Use an empirical cumulative distribution function plot to display the data points in your sample from lowest to highest against their percentiles. These graphs require continuous variables and allow you to derive percentiles and other distribution properties. This function is also known as the empirical CDF or ECDF.
If you measure the same characteristic in multiple samples, you can use empirical CDF plots to compare the sample distributions.
Optionally, your software can display the fitted cumulative distribution function so you can compare how well the empirical distribution follows the fitted distribution. The fitted distribution uses parameters estimated from your data. Unlike a Q-Q plot, your statistical software does not transform the axes to create a straight line for a cumulative distribution function.
Use an empirical CDF plot to assess the following features of your dataset:
- Percentiles and proportions for data ranges.
- Identify where most values occur.
- Assess the range of your data.
- Compare sample distributions.
- Determine how well your data follow a fitted distribution.
The empirical CDF is a step function that asymptotically approaches 0 and 1 on the vertical Y-axis. It’s empirical because it represents your observed values and the corresponding data percentiles. The step function increases by a percentage equal to 1/N for each observation in your dataset of N observations.

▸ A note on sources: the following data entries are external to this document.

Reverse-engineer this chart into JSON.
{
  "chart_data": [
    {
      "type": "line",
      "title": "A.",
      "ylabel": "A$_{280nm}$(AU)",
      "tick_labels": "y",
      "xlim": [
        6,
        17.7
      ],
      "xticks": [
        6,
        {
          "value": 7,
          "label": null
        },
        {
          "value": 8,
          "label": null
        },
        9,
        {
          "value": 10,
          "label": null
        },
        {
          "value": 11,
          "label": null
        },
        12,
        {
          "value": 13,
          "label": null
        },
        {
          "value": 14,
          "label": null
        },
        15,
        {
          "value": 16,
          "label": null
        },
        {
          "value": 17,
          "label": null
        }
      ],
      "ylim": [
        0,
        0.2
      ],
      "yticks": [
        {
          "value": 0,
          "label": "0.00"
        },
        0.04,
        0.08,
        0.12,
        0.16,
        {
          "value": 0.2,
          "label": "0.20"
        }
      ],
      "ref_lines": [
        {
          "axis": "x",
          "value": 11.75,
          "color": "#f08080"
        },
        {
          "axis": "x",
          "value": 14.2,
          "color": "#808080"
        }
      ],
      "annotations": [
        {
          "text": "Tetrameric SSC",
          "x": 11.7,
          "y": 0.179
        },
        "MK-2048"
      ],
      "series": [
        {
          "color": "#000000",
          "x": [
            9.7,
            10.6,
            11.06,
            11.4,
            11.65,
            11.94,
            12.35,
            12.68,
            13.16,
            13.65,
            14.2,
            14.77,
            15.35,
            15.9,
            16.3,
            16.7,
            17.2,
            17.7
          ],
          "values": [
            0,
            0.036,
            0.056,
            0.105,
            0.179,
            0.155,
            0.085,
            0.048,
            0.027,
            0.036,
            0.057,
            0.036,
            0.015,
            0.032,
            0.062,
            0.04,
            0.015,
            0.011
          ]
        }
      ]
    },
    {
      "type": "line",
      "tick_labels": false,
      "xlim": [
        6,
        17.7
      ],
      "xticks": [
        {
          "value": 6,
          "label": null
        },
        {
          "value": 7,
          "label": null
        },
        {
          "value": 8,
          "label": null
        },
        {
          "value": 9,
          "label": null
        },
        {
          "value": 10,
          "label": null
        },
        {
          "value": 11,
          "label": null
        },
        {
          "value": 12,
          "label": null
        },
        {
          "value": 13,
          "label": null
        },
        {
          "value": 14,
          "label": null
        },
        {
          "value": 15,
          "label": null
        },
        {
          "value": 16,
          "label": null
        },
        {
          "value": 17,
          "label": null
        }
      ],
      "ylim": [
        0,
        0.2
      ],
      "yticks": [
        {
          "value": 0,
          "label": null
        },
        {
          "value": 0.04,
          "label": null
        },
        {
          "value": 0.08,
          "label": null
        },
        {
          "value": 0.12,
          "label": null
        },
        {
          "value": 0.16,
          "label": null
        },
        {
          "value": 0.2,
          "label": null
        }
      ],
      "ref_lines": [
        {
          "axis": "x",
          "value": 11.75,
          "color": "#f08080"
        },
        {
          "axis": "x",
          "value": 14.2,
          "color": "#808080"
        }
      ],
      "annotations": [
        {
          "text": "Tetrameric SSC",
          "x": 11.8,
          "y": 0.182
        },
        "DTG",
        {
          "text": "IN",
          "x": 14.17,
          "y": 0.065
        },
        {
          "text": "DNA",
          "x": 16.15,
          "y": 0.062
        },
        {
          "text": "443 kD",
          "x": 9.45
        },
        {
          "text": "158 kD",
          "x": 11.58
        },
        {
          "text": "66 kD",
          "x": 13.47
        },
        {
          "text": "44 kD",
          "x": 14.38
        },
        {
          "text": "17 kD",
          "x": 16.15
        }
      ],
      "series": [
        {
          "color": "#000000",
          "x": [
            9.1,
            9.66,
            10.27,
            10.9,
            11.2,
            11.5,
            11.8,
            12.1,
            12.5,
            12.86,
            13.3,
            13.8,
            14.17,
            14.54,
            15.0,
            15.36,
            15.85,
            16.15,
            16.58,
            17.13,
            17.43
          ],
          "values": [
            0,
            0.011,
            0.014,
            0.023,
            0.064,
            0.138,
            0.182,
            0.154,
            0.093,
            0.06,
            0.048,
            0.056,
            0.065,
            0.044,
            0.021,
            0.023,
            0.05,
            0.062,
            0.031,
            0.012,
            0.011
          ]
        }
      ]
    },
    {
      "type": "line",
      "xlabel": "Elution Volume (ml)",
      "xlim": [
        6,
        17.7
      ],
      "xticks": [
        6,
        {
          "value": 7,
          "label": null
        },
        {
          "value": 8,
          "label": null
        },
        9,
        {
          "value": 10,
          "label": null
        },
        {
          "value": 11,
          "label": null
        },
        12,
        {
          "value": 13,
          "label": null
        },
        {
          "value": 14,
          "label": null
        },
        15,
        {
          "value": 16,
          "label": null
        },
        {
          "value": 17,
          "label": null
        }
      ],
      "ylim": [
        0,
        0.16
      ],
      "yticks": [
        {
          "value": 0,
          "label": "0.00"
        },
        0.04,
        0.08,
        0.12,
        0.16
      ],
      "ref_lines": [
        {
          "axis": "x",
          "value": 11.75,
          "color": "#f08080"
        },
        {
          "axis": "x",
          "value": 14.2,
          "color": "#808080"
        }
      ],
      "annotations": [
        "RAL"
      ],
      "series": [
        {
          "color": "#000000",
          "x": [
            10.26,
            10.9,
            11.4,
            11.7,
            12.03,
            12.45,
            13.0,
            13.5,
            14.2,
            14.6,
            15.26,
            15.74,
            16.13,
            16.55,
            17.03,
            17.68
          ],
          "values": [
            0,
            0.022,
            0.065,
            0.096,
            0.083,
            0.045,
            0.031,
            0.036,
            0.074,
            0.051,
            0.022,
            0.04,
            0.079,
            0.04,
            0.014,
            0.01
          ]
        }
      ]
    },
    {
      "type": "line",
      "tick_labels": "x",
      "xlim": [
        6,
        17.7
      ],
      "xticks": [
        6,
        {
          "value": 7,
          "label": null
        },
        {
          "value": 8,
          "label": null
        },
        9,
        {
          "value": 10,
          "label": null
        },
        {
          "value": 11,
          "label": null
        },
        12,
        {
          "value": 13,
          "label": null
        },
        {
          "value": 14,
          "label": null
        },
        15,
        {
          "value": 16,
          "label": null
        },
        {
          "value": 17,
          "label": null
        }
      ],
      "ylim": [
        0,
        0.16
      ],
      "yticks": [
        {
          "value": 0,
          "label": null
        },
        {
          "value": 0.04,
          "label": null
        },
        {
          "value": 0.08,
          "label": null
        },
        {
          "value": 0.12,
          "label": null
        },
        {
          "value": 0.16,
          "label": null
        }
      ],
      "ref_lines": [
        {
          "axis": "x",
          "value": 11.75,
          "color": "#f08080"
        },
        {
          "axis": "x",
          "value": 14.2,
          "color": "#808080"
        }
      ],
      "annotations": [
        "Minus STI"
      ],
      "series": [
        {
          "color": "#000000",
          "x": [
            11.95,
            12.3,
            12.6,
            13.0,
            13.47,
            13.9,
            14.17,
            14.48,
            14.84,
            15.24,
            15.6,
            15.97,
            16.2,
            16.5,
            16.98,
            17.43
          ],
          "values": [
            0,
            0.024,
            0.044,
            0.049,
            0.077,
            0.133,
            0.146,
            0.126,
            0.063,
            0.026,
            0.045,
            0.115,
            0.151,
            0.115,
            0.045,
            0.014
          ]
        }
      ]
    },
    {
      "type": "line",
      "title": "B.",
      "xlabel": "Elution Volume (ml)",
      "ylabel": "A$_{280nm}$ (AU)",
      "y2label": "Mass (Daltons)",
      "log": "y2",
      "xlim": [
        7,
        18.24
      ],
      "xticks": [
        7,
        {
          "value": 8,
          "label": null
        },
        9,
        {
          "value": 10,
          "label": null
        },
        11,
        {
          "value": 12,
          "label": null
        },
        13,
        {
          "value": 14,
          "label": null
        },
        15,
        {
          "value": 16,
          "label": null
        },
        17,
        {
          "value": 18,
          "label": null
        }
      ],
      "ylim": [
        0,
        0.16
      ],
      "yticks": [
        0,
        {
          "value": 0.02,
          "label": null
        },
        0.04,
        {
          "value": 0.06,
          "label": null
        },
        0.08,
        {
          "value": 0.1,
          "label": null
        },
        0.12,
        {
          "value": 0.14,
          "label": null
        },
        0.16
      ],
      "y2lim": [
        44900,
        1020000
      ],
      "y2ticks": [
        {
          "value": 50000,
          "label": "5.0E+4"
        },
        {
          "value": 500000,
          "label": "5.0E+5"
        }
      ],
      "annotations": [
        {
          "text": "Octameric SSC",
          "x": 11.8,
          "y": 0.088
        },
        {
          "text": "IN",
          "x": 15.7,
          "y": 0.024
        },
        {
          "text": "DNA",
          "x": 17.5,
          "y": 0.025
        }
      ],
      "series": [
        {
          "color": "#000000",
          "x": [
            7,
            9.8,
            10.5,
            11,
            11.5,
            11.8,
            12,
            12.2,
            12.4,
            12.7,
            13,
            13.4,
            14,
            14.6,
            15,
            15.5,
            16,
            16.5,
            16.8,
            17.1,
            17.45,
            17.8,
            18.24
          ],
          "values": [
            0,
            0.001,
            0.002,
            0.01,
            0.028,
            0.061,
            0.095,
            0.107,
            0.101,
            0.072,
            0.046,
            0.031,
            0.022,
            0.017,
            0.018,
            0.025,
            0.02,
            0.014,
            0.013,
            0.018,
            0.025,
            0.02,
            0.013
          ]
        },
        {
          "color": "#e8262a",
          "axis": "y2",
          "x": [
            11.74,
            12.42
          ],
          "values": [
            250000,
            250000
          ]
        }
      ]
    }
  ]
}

At a minimum, empirical CDF plots require one continuous variable. To learn about other graphs, read my Guide to Data Types and How to Graph Them.
Related post: Percentiles: Interpretations and Calculations
Example Empirical CDF Plot
A manufacturer measures the strength of a random sample of aluminum castings.
The blue stepped line is the empirical CDF function and the red curve is the fitted CDF for the normal distribution.
Empirical CDF plots typically contain the following elements:
- Y-axis representing a percentile scale.
- X-axis representing the data values.
- Stepped function displaying the cumulative distribution observed in the sample.
- Optionally, statistical software can display a fitted cumulative distribution based on parameters estimated from the sample.
Continue reading to learn how to obtain more information from this graph!
Interpreting Empirical CDF Plots to Assess Distributions
To determine the range of the data, look for the first and last steps in the step function.
For the aluminum casting data, strength values range from about 0.3 (the first step) to approximately 1.2 (the last step).
Related post: Measures of Variability
Most Common Values
To determine where the most common values occur, look for the steeper portions of the step function. Conversely, flatter portions indicate ranges with fewer observations.
The steeper portion of the ECDF indicates that most values occur between 0.4 and 0.8
Related post: Measures of Central Tendency
To find the data percentile for an observation, identify its value on the vertical Y-axis. Alternatively, use the fitted CDF to determine the percentile using the fitted distribution. Be sure that the probability distribution provides a good fit for your data!
For example, a strength of 0.8 is at approximately the 70th percentile—72.7 to be precise. In other words, 72.7% of the samples have strength measurements less than 0.8.
Assessing the Fit of a Probability Distribution
Compare the empirical CDF to the fitted CDF to determine how well your data fit the distribution. When your data follow the fitted distribution, you can use percentiles based on that distribution instead of the data percentiles.
For the casting data, it appears that the strength measurements follow the normal distribution. However, it’s easier to use Q-Q plots to determine how well your data fit a distribution. Alternatively, use a distribution test to identify the distribution of your data.
Related post: Identifying the Distribution of Your Data
Using Empirical CDF Plots to Compare Multiple Samples
For these data, a manufacturer assessed the burn resistance of untreated and treated fabric by holding samples over a flame for a set amount of time and measuring the burn length. The manufacturer tests untreated material, Coating A, and Coating B. Lower values represent less burning and, hence, greater flame resistance.
The green empirical cumulative distribution function for Coating B is shifted left the furthest towards lower values, indicating that it provides the most burn protection.
Additionally, the overall slope of the Coating B stepped function is steeper than the other two. Steeper slopes indicate a tighter range of values and, therefore, lower variability.
You can also assess the mean and standard deviation values in the legend to derive similar conclusions. However, you should perform the appropriate hypothesis tests to determine statistical significance.
Using this empirical CDF plot, you can quickly find the burn lengths for each sample that correspond to a particular percentile. For instance, by drawing a horizontal line at 80%, you’ll find that the 80th percentile corresponds to burn lengths of approximately 2.9, 3.4, and 3.9cm for Coating A, Coating B, and plain fabric, respectively.